Best Place to Lay Your Cleats
While American soccer jocks spend their time tromping across AstroTurfed outdoor courts and body-slamming each other, the rest of the world is playing futsal , a frenetic game staged on indoor courts with a heavy, hard little ball. Invented in Uruguay in the 1930s, the game is FIFA-recognized and played by soccer pros, favela-dwelling South American kids and, as it turns out, Portlanders, who have been migrating in droves since 2006 to the three indoor courts of Portland Futsal, housed in a vast warehouse in Southeast (3401 SE 17th Ave., portlandfutsal.com).
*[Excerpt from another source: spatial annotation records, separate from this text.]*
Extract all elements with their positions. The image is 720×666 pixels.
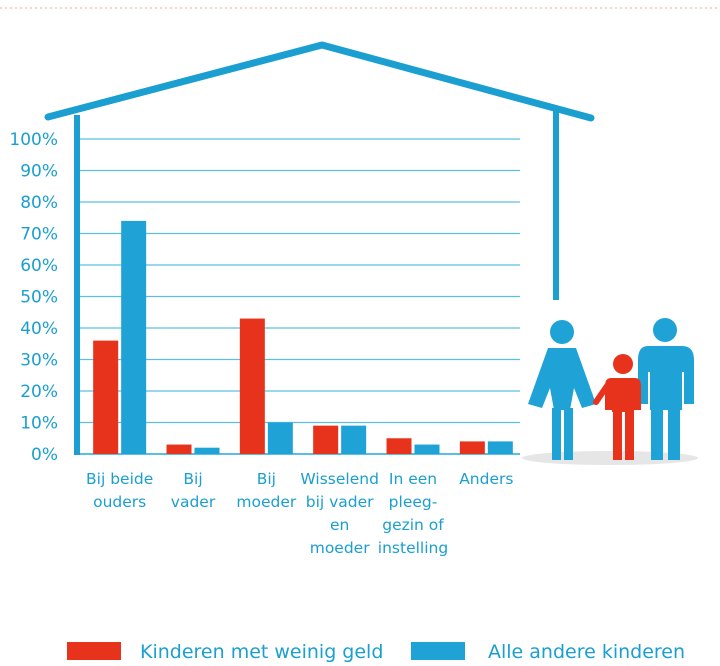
category-label: Bij vader: [171, 470, 216, 511]
bar-blue: [194, 447, 220, 454]
y-tick-label: 10%: [20, 414, 58, 434]
bar-blue: [487, 441, 513, 454]
family-icon: [522, 318, 698, 465]
bar-blue: [414, 444, 440, 454]
y-tick-label: 60%: [20, 256, 58, 276]
y-tick-label: 80%: [20, 193, 58, 213]
bar-blue: [267, 422, 293, 454]
legend-label-blue: Alle andere kinderen: [488, 641, 685, 663]
category-label: Wisselend bij vader en moeder: [300, 470, 378, 557]
y-tick-label: 0%: [31, 445, 58, 465]
bar-red: [313, 425, 339, 454]
legend: Kinderen met weinig geld Alle andere kin…: [67, 641, 685, 663]
bar-red: [93, 340, 119, 454]
category-label: Anders: [459, 470, 513, 488]
bars: [93, 220, 513, 454]
y-tick-label: 70%: [20, 225, 58, 245]
y-tick-label: 90%: [20, 162, 58, 182]
category-label: Bij moeder: [236, 470, 296, 511]
category-label: Bij beide ouders: [86, 470, 153, 511]
x-axis-categories: Bij beide ouders Bij vader Bij moederWisselen…: [86, 470, 513, 557]
bar-blue: [121, 220, 147, 454]
bar-red: [166, 444, 192, 454]
category-label: In een pleeg-gezin of instelling: [378, 470, 448, 557]
y-tick-label: 40%: [20, 319, 58, 339]
bar-red: [459, 441, 485, 454]
gridlines: [80, 138, 520, 455]
y-tick-label: 30%: [20, 351, 58, 371]
house-roof: [44, 41, 595, 122]
bar-red: [239, 318, 265, 454]
y-axis-ticks: 0% 10% 20% 30% 40% 50% 60% 70% 80% 90% 100%: [9, 130, 58, 465]
legend-swatch-blue: [411, 642, 465, 660]
y-tick-label: 20%: [20, 382, 58, 402]
legend-label-red: Kinderen met weinig geld: [140, 641, 383, 663]
y-tick-label: 50%: [20, 288, 58, 308]
bar-red: [386, 438, 412, 454]
y-tick-label: 100%: [9, 130, 58, 150]
bar-blue: [341, 425, 367, 454]
legend-swatch-red: [67, 642, 121, 660]
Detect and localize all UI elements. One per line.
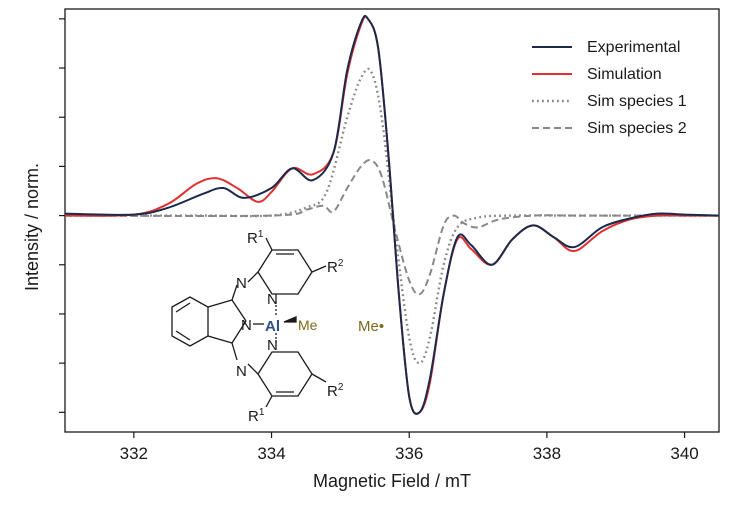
atom-me: Me <box>298 317 318 333</box>
x-axis-label: Magnetic Field / mT <box>313 471 471 491</box>
atom-n-top-pyr: N <box>267 291 278 308</box>
five-ring-bond-2 <box>207 335 233 344</box>
top-pyridine-ring <box>257 249 313 295</box>
five-ring-bond-4 <box>231 320 247 344</box>
y-axis-label: Intensity / norm. <box>22 163 42 291</box>
top-r2-bond <box>311 265 327 273</box>
atom-n-bottom: N <box>236 363 247 380</box>
five-ring-bond-3 <box>231 299 247 322</box>
benzo-inner-bond-1 <box>175 302 191 313</box>
bottom-pyridine-ring <box>257 351 313 397</box>
al-methyl-wedge <box>283 316 297 323</box>
atom-n-top: N <box>236 275 247 292</box>
structure-labels: N N N N N Al Me R1 R2 R1 R2 <box>236 229 344 425</box>
substituent-r2-top: R2 <box>327 258 344 276</box>
meso-bond-top-2 <box>247 271 259 283</box>
substituent-r1-top: R1 <box>247 229 264 247</box>
series-layer <box>64 14 720 415</box>
substituent-r1-bottom: R1 <box>248 407 265 425</box>
legend-label-simulation: Simulation <box>587 66 662 83</box>
bottom-r2-bond <box>311 373 327 383</box>
meso-bond-bottom-1 <box>231 342 238 361</box>
legend-label-experimental: Experimental <box>587 39 680 56</box>
me-radical-label: Me• <box>358 318 384 335</box>
top-r1-bond <box>265 237 273 251</box>
series-line-experimental <box>64 14 720 415</box>
five-ring-bond-1 <box>207 299 233 308</box>
x-tick-label: 332 <box>120 444 148 463</box>
x-tick-label: 334 <box>257 444 285 463</box>
x-tick-label: 338 <box>533 444 561 463</box>
meso-bond-top-1 <box>231 284 238 301</box>
atom-al: Al <box>265 318 280 335</box>
plot-area-frame <box>64 8 720 433</box>
y-axis-ticks <box>59 18 65 413</box>
atom-n-center: N <box>241 317 252 334</box>
x-tick-label: 340 <box>670 444 698 463</box>
meso-bond-bottom-2 <box>247 363 259 375</box>
benzo-ring <box>171 296 209 347</box>
substituent-r2-bottom: R2 <box>327 382 344 400</box>
series-line-sim-species-2 <box>64 159 719 296</box>
benzo-inner-bond-2 <box>175 330 191 341</box>
x-tick-label: 336 <box>395 444 423 463</box>
bottom-r1-bond <box>265 395 273 408</box>
aluminum-complex-structure <box>171 237 327 408</box>
legend-label-sim-species-1: Sim species 1 <box>587 93 687 110</box>
legend: Experimental Simulation Sim species 1 Si… <box>532 39 687 137</box>
legend-label-sim-species-2: Sim species 2 <box>587 120 687 137</box>
atom-n-bottom-pyr: N <box>267 337 278 354</box>
x-axis-ticks: 332 334 336 338 340 <box>120 432 699 463</box>
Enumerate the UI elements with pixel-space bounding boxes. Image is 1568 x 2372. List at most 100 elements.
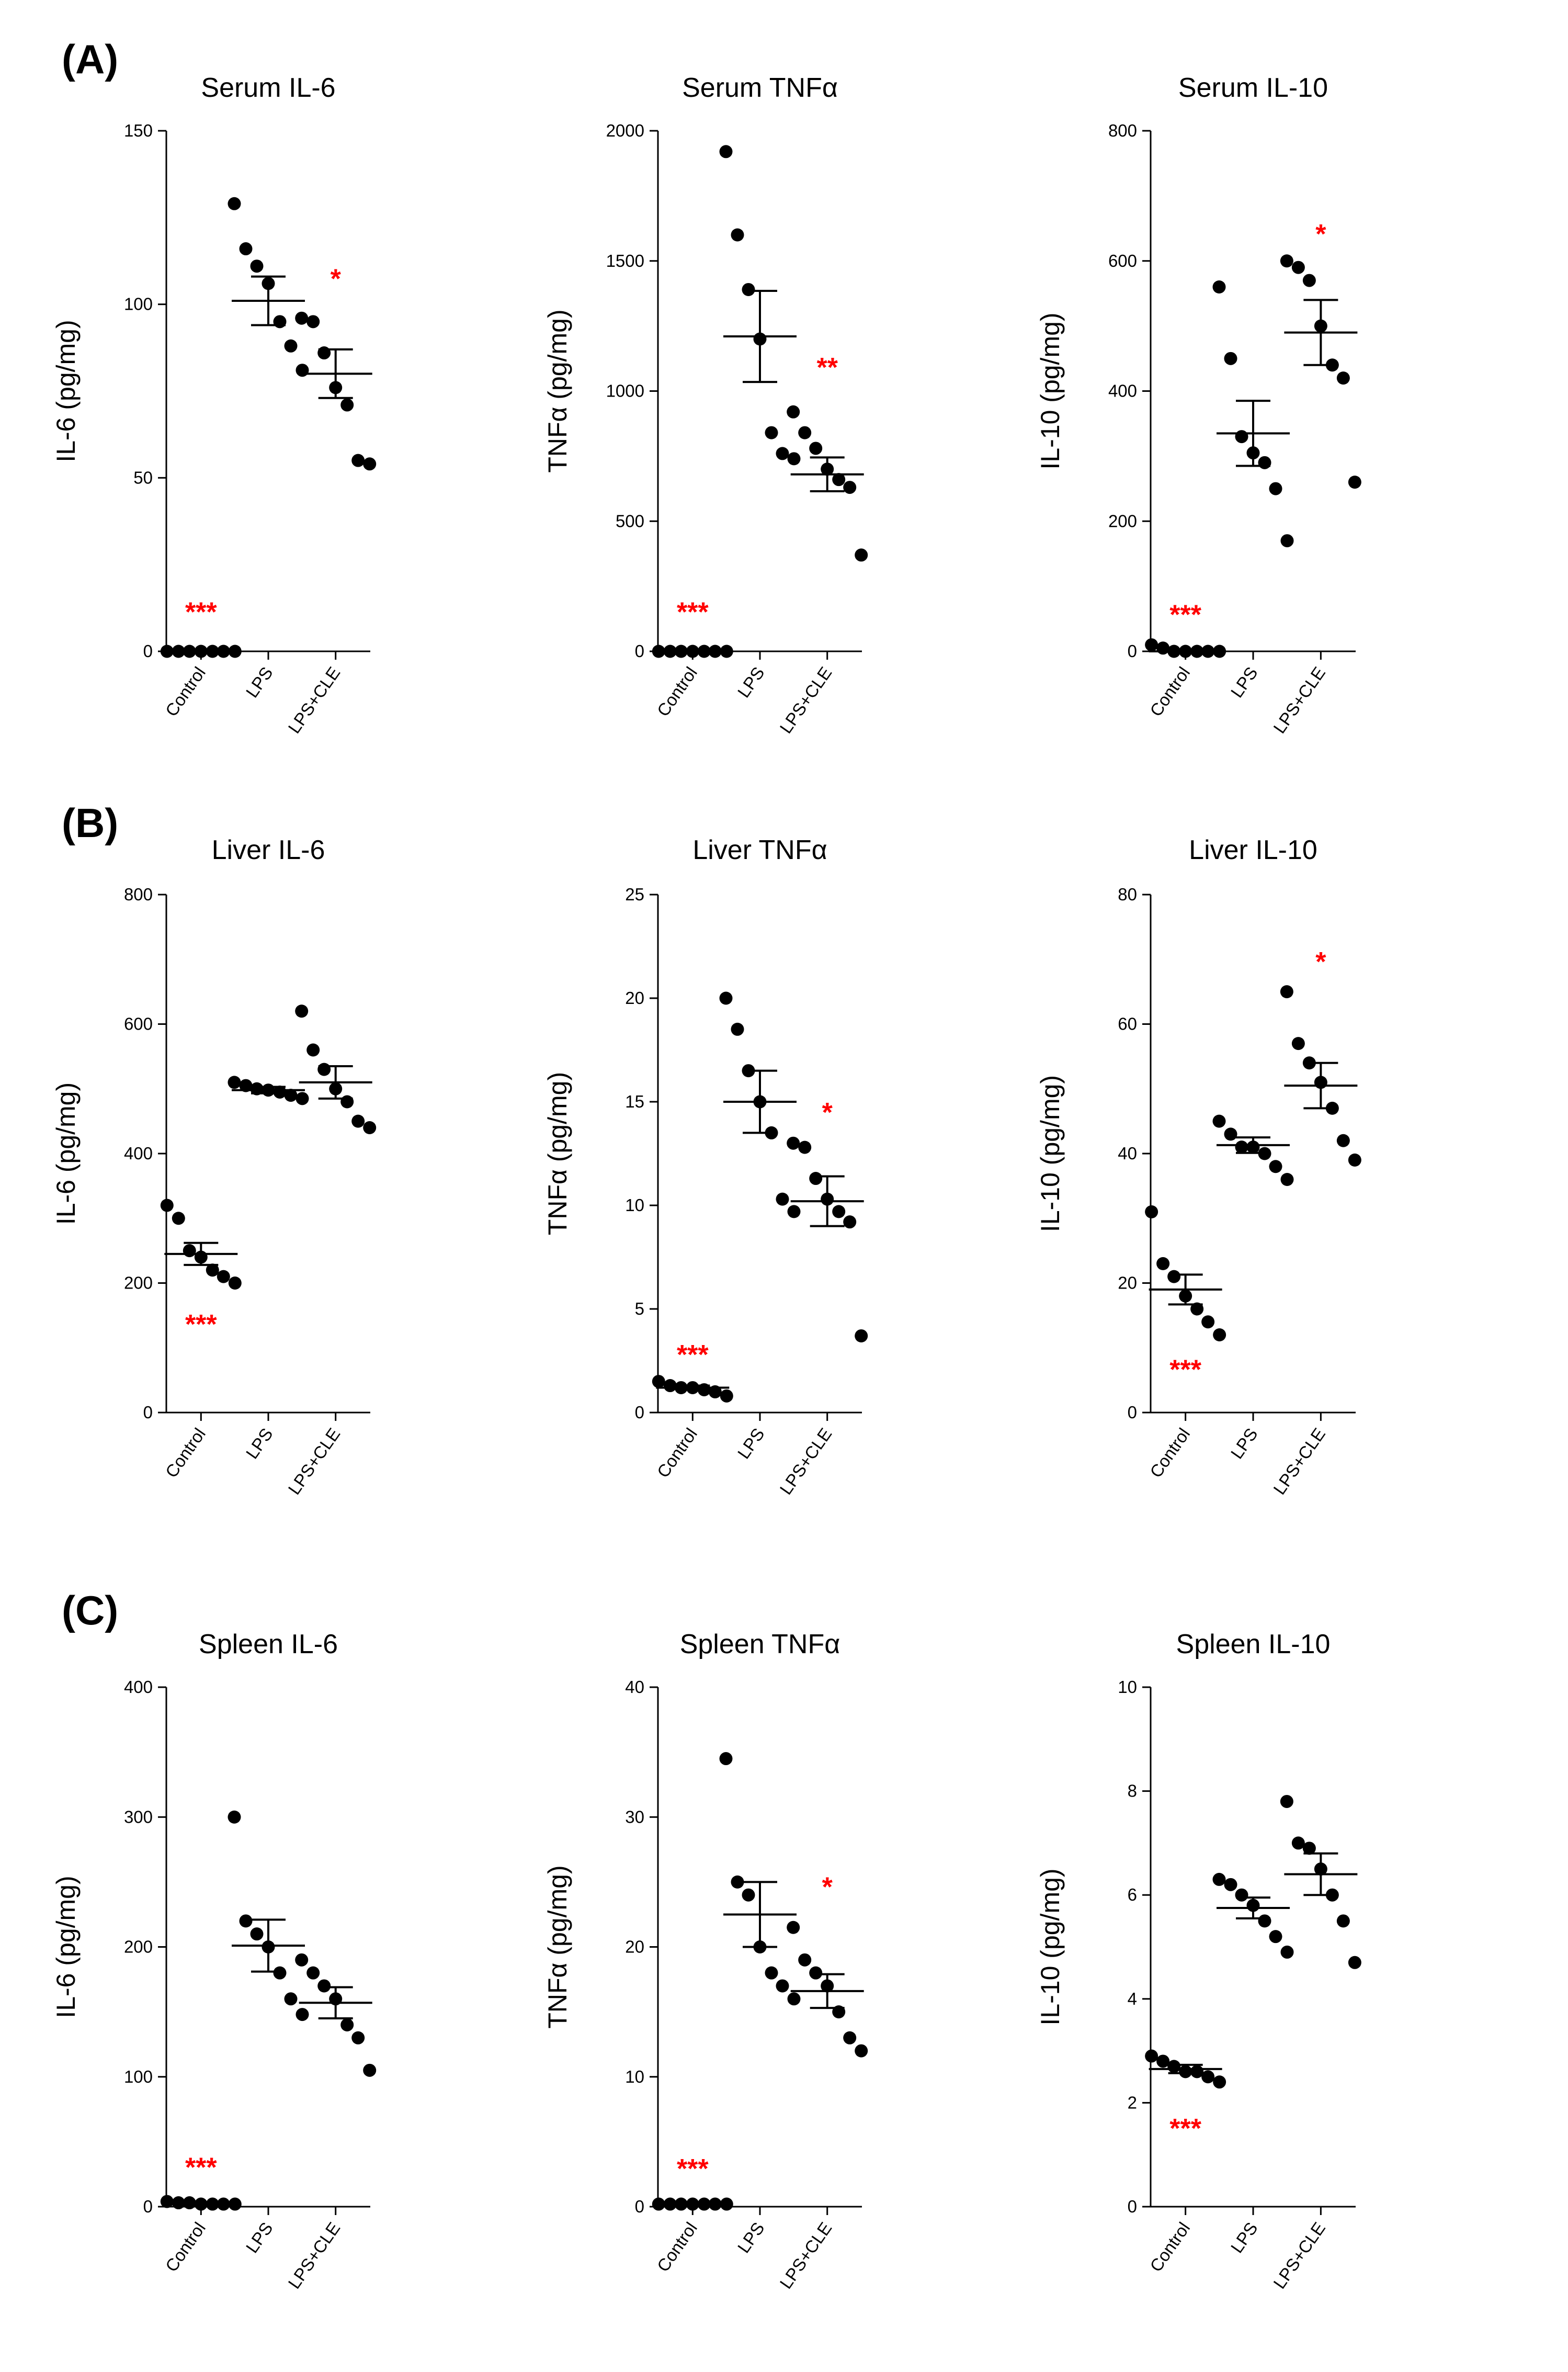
y-tick-label: 150 [124,121,153,140]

Don't be intimidated by the players' poker-faced devotion or the building's gray austerity: This turfless winter sport is all about grit, shinguards and fun—for every team of hulking pros, there's also a ragtag crew of casual players to square up against.
Best Way to Channel Your Inner Fourth-Grader
There's only one way to get over the lingering embarrassment of misspelling "tentacle" in front of 100 people in your elementary-school gym: a rematch. Sure, maybe 20 years have passed, and the bespectacled twerp that outspelled you has long since moved to the Midwest. That matters little to the folks at Mississippi Pizza Pub (3552 N Mississippi Ave., 288-3231), who have been hosting a surprisingly punctilious ("P-u-n-c...can I have the language of origin, please?"), albeit microbrew-muddled, Portland Spelling Bee every Monday night at 7 pm. Be forewarned, however: The injustice of failure stings just as much now as it did then.